25. Trouble Lurking
Excerpted from Hollowpoint
The locker room was empty, it was almost quiet. The precinct was always quiet at this time of morning. Danny smirked to himself; the darkest before dawn cliché always popped into his head when he was in this early for no better reason than to work off frustrations of the job. Whoever said police work was easy had never tried being a homicide detective in Chicago.
His hair was still wet, dripping and leaving water beaded along his shoulders as he slung his towel over the locker door and rummaged inside looking for a clean undershirt. His hands found it just as the hair on the back of his neck rose and the chill of a breeze wafted over the water droplets along his shoulders. He straightened, turned curiously. Few people used the precinct's gym this early.
And when he did he found himself staring at the amethyst eyes that had haunted his dreams for twelve years.
"The Captain said I'd find you here," she offered, a white flag of truce.
Sam. He wanted to say it, wanted to scream it. But he knew he wouldn't. Instead he addressed her the same way he had since she'd shown up three weeks before. "Manson." Cordial, polite. Never betraying how much it hurt to look at her and know that she didn't know who he was.
"Dan, I wanted to talk to you…" Her voice trailed off, and Danny watched Sam as she took a step towards him, eyes glued to his bare torso.
He hadn't been uncomfortable with his scars in years. In fact, he'd gotten very good at passing them off as badges of the job. Only a handful, maybe two, were from the year he'd walked beat in the rough parts of the city. Everything else… Everything else was from the life he'd left behind. Not that he ever told anyone that. But the way she was looking at him, the second and third and fourth step that brought her close enough to reach out and touch, those nearly frightened him.
And when she did touch him, fingers tracing a pale curving line that ran from mid-chest underneath his left arm, she looked up at him. "I… I know these scars."
He tensed and stayed silent, knowing that anything he said would shatter the fragile peace he'd contrived with her sudden appearance. But he supposed it didn't matter, it couldn't matter, because he could see the shift in her deep lilac eyes as she looked up at him. She knew. She knew and there was no going back.
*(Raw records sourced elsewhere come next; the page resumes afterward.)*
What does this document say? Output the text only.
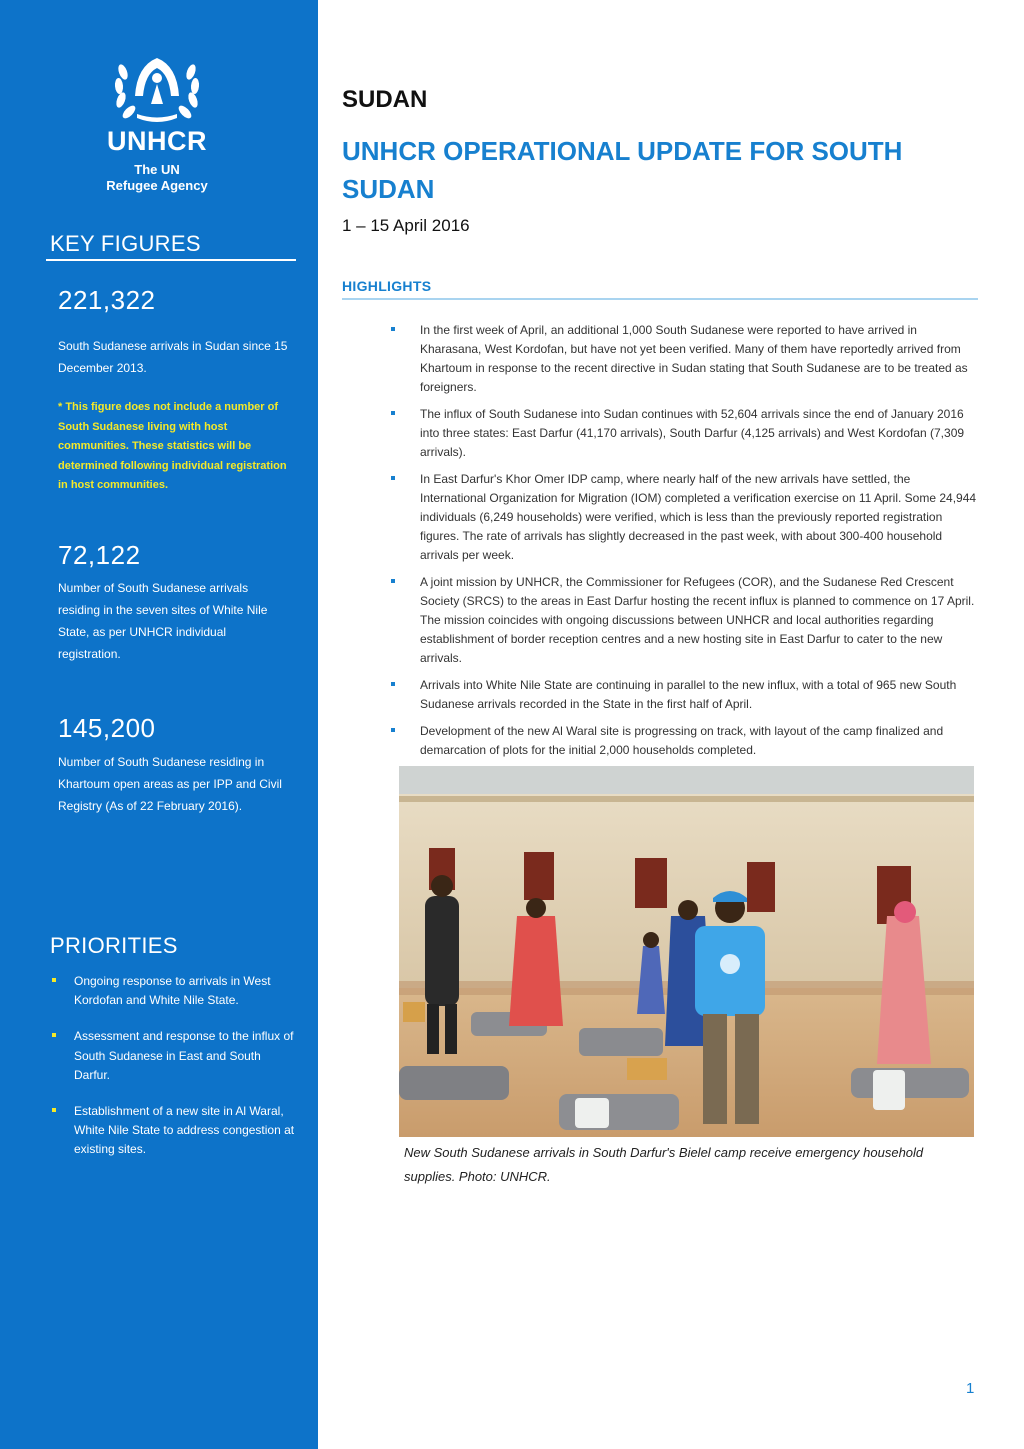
UNHCR
The UN
Refugee Agency
KEY FIGURES
221,322
South Sudanese arrivals in Sudan since 15 December 2013.
* This figure does not include a number of South Sudanese living with host communities. These statistics will be determined following individual registration in host communities.
72,122
Number of South Sudanese arrivals residing in the seven sites of White Nile State, as per UNHCR individual registration.
145,200
Number of South Sudanese residing in Khartoum open areas as per IPP and Civil Registry (As of 22 February 2016).
PRIORITIES
Ongoing response to arrivals in West Kordofan and White Nile State.
Assessment and response to the influx of South Sudanese in East and South Darfur.
Establishment of a new site in Al Waral, White Nile State to address congestion at existing sites.
SUDAN
UNHCR OPERATIONAL UPDATE FOR SOUTH SUDAN
1 – 15 April 2016
HIGHLIGHTS
In the first week of April, an additional 1,000 South Sudanese were reported to have arrived in Kharasana, West Kordofan, but have not yet been verified. Many of them have reportedly arrived from Khartoum in response to the recent directive in Sudan stating that South Sudanese are to be treated as foreigners.
The influx of South Sudanese into Sudan continues with 52,604 arrivals since the end of January 2016 into three states: East Darfur (41,170 arrivals), South Darfur (4,125 arrivals) and West Kordofan (7,309 arrivals).
In East Darfur's Khor Omer IDP camp, where nearly half of the new arrivals have settled, the International Organization for Migration (IOM) completed a verification exercise on 11 April. Some 24,944 individuals (6,249 households) were verified, which is less than the previously reported registration figures. The rate of arrivals has slightly decreased in the past week, with about 300-400 household arrivals per week.
A joint mission by UNHCR, the Commissioner for Refugees (COR), and the Sudanese Red Crescent Society (SRCS) to the areas in East Darfur hosting the recent influx is planned to commence on 17 April. The mission coincides with ongoing discussions between UNHCR and local authorities regarding establishment of border reception centres and a new hosting site in East Darfur to cater to the new arrivals.
Arrivals into White Nile State are continuing in parallel to the new influx, with a total of 965 new South Sudanese arrivals recorded in the State in the first half of April.
Development of the new Al Waral site is progressing on track, with layout of the camp finalized and demarcation of plots for the initial 2,000 households completed.
New South Sudanese arrivals in South Darfur's Bielel camp receive emergency household supplies. Photo: UNHCR.
1
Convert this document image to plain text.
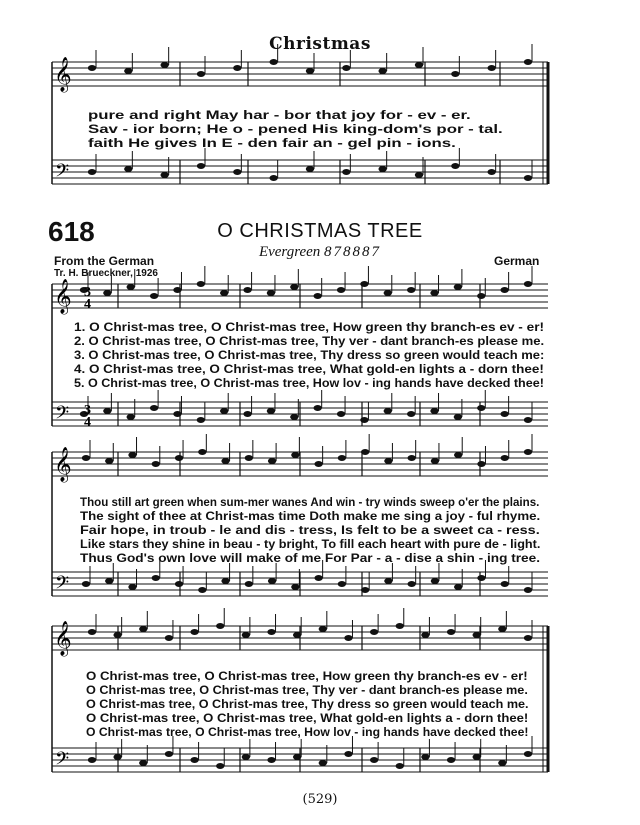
𝄞
𝄢
𝄞
𝄢
𝄞
𝄢
𝄞
𝄢
3
4
3
4
Christmas
pure and right May har - bor that joy for - ev - er.
Sav - ior born; He o - pened His king-dom's por - tal.
faith He gives In E - den fair an - gel pin - ions.
618	O CHRISTMAS TREE
Evergreen 878887
From the German
Tr. H. Brueckner, 1926
German
1. O Christ-mas tree, O Christ-mas tree, How green thy branch-es ev - er!
2. O Christ-mas tree, O Christ-mas tree, Thy ver - dant branch-es please me.
3. O Christ-mas tree, O Christ-mas tree, Thy dress so green would teach me:
4. O Christ-mas tree, O Christ-mas tree, What gold-en lights a - dorn thee!
5. O Christ-mas tree, O Christ-mas tree, How lov - ing hands have decked thee!
Thou still art green when sum-mer wanes And win - try winds sweep o'er the plains.
The sight of thee at Christ-mas time Doth make me sing a joy - ful rhyme.
Fair hope, in troub - le and dis - tress, Is felt to be a sweet ca - ress.
Like stars they shine in beau - ty bright, To fill each heart with pure de - light.
Thus God's own love will make of me For Par - a - dise a shin - ing tree.
O Christ-mas tree, O Christ-mas tree, How green thy branch-es ev - er!
O Christ-mas tree, O Christ-mas tree, Thy ver - dant branch-es please me.
O Christ-mas tree, O Christ-mas tree, Thy dress so green would teach me.
O Christ-mas tree, O Christ-mas tree, What gold-en lights a - dorn thee!
O Christ-mas tree, O Christ-mas tree, How lov - ing hands have decked thee!
(529)
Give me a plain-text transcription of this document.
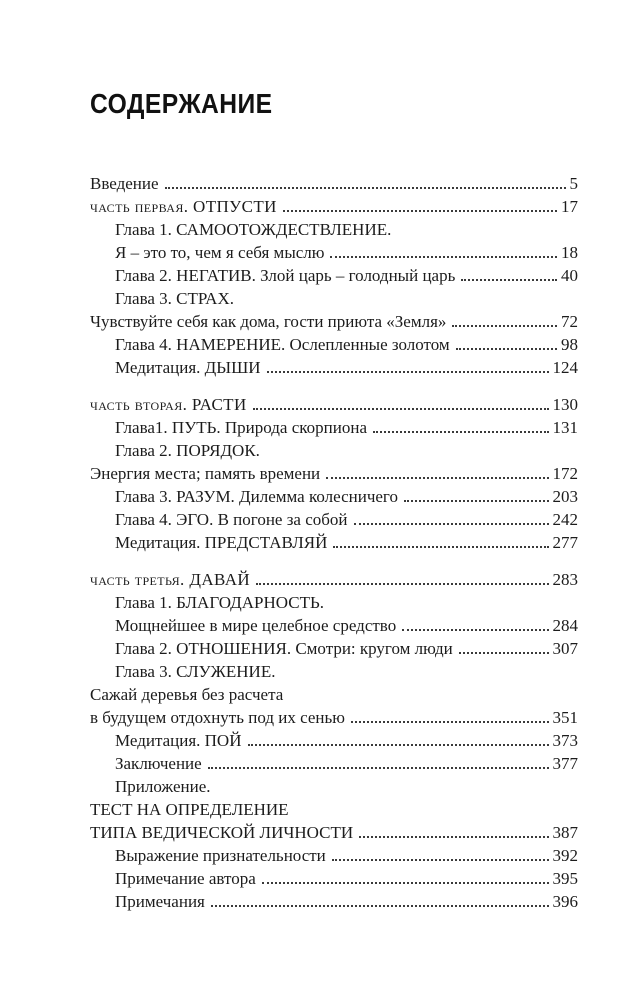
СОДЕРЖАНИЕ
Введение	5
часть первая. ОТПУСТИ	17
Глава 1. САМООТОЖДЕСТВЛЕНИЕ.
Я – это то, чем я себя мыслю	18
Глава 2. НЕГАТИВ. Злой царь – голодный царь	40
Глава 3. СТРАХ.
Чувствуйте себя как дома, гости приюта «Земля»	72
Глава 4. НАМЕРЕНИЕ. Ослепленные золотом	98
Медитация. ДЫШИ	124
часть вторая. РАСТИ	130
Глава1. ПУТЬ. Природа скорпиона	131
Глава 2. ПОРЯДОК.
Энергия места; память времени	172
Глава 3. РАЗУМ. Дилемма колесничего	203
Глава 4. ЭГО. В погоне за собой	242
Медитация. ПРЕДСТАВЛЯЙ	277
часть третья. ДАВАЙ	283
Глава 1. БЛАГОДАРНОСТЬ.
Мощнейшее в мире целебное средство	284
Глава 2. ОТНОШЕНИЯ. Смотри: кругом люди	307
Глава 3. СЛУЖЕНИЕ.
Сажай деревья без расчета
в будущем отдохнуть под их сенью	351
Медитация. ПОЙ	373
Заключение	377
Приложение.
ТЕСТ НА ОПРЕДЕЛЕНИЕ
ТИПА ВЕДИЧЕСКОЙ ЛИЧНОСТИ	387
Выражение признательности	392
Примечание автора	395
Примечания	396
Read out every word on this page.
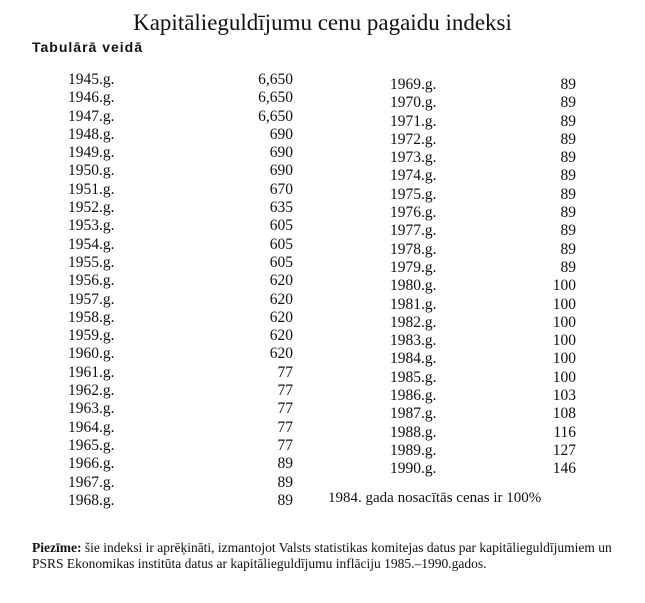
Kapitālieguldījumu cenu pagaidu indeksi
Tabulārā veidā
1945.g.	6,650
1946.g.	6,650
1947.g.	6,650
1948.g.	690
1949.g.	690
1950.g.	690
1951.g.	670
1952.g.	635
1953.g.	605
1954.g.	605
1955.g.	605
1956.g.	620
1957.g.	620
1958.g.	620
1959.g.	620
1960.g.	620
1961.g.	77
1962.g.	77
1963.g.	77
1964.g.	77
1965.g.	77
1966.g.	89
1967.g.	89
1968.g.	89
1969.g.	89
1970.g.	89
1971.g.	89
1972.g.	89
1973.g.	89
1974.g.	89
1975.g.	89
1976.g.	89
1977.g.	89
1978.g.	89
1979.g.	89
1980.g.	100
1981.g.	100
1982.g.	100
1983.g.	100
1984.g.	100
1985.g.	100
1986.g.	103
1987.g.	108
1988.g.	116
1989.g.	127
1990.g.	146
1984. gada nosacītās cenas ir 100%
Piezīme: šie indeksi ir aprēķināti, izmantojot Valsts statistikas komitejas datus par kapitālieguldījumiem un PSRS Ekonomikas institūta datus ar kapitālieguldījumu inflāciju 1985.–1990.gados.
Sam looked up at him, and Danny fought for breath as he focused his powers to keep from sinking into the floor. "I—You knew me, didn't you?"
Oh, Sam.
Danny's heart thundered in his chest as he looked down at her and fought with the sudden desire to hold her, to wrap his arms around her and fix the broken and hurt look in her eyes. To kiss her, beg her forgiveness for doing this to her, offer himself up in her place. But that hadn't worked even when he'd tried it. Instead, all he could do was close his eyes and bow his head, trembling beneath her touch.
"Yes," he muttered harshly. "I knew you."